Com a descentralização dos investimentos no setor, de 2011 a 2018, a cultura fez parte de um projeto de governo que a tinha vinculada à assistência social, em suas palavras, com características sensoriais, cidadãs e econômicas. Já o governo sucessor, no entanto, opta por um caráter empreendedor e meritocrático de cultura, ou “uma uberização”, como definiu. O acesso a investimentos estatais torna-se inacessível por pontuação inatingível àqueles que hoje em dia estariam nas universidades em cursos ligados às inúmeras atividades audiovisuais. E afirma, como já estava sendo consenso no debate, em nenhum país este mercado resiste sem aporte público.
Citando a Constituição de 1988, Lia Bahia fez a crítica de que, dentre outros prejuízos, ao cidadão brasileiro estaria sendo negado o direito ao lazer, buscando se fazer ainda mais clara quanto à necessidade de resistir, lutando legal e publicamente pela manutenção desta demanda social que é, por padrão, negligenciada em governos com projeto semelhante ao atual. Ela frisou o quanto é necessário conhecermos o conceito de cultura dentro do projeto de administração pública que estiver vigente, para assim saber como defender a existência dessa indústria de pessoas e de livre expressão artística.

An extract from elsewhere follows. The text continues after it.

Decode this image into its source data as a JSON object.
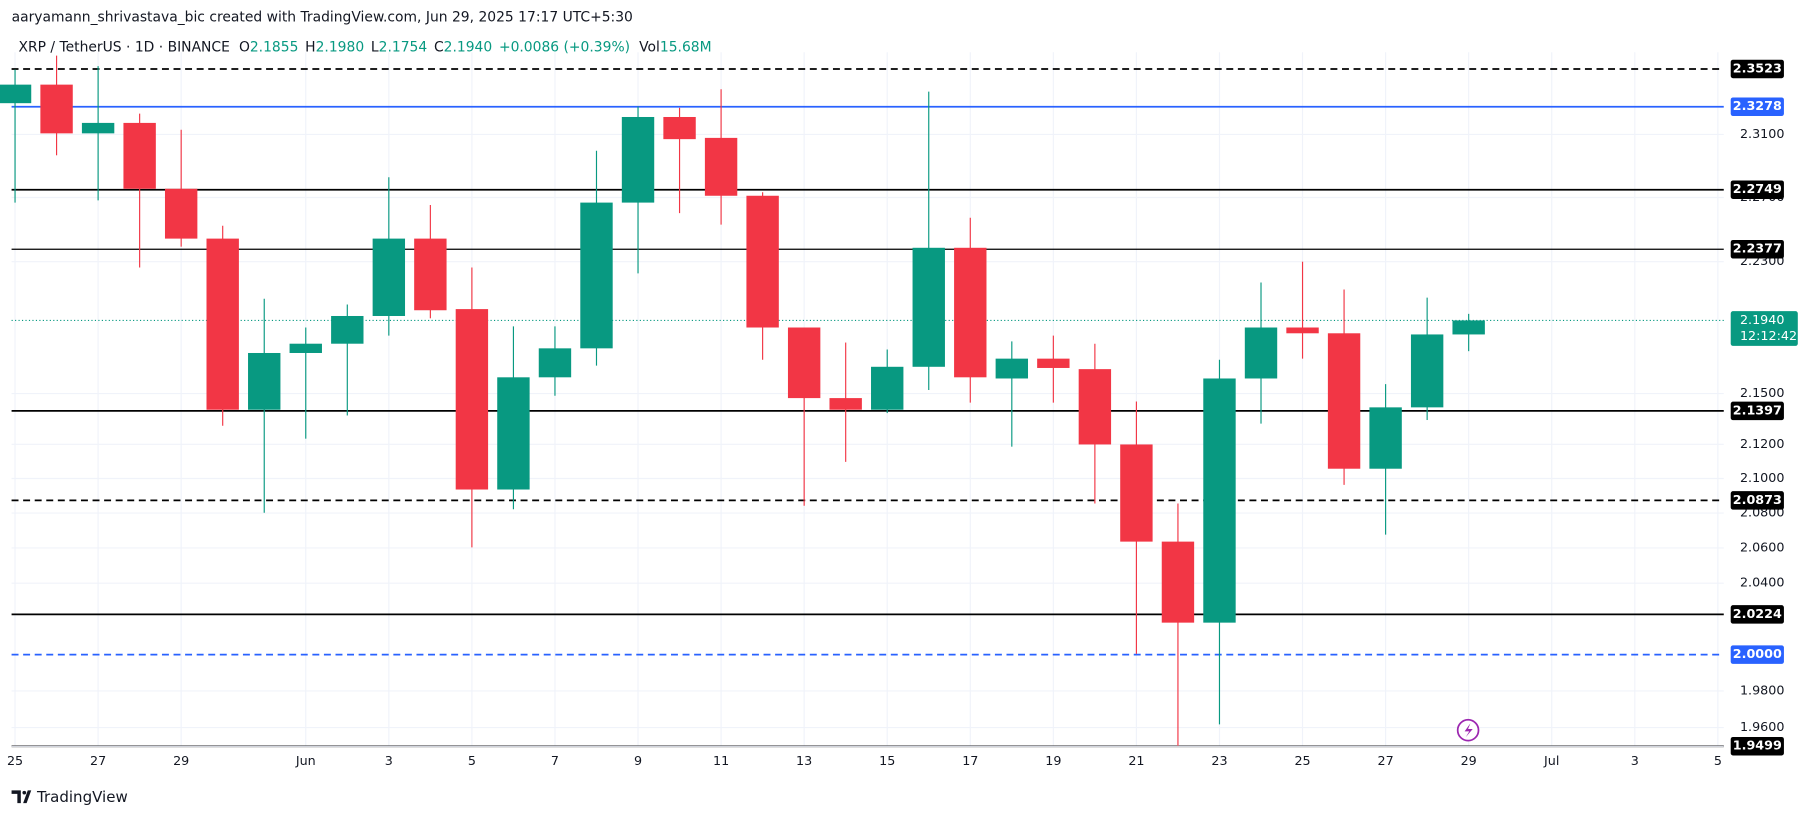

Um dos desafios mais citados pelos participantes veio na forma de pergunta selecionada no chat, remetida por um dos alunos da Facha, que indagou sobre o futuro do audiovisual com o advento do streaming e sua necessária regulamentação, ao que em uníssono, citando o avanço do continente europeu no assunto, ressaltou-se que é urgente a atuação governamental perante as grandes corporações nacionais e internacionais que oferecem o serviço. Ao citar dois projetos já em andamento, um no Senado e outro na Câmara dos Deputados, a pesquisadora suplica por maior engajamento a fim de se evitar, enquanto há tempo, mais uma crise do setor audiovisual nacional, confrontado por um padrão de produção internacional da cultura, para fins econômicos e cuja competição é inviável sem apoio da política pública e recursos com essa destinação.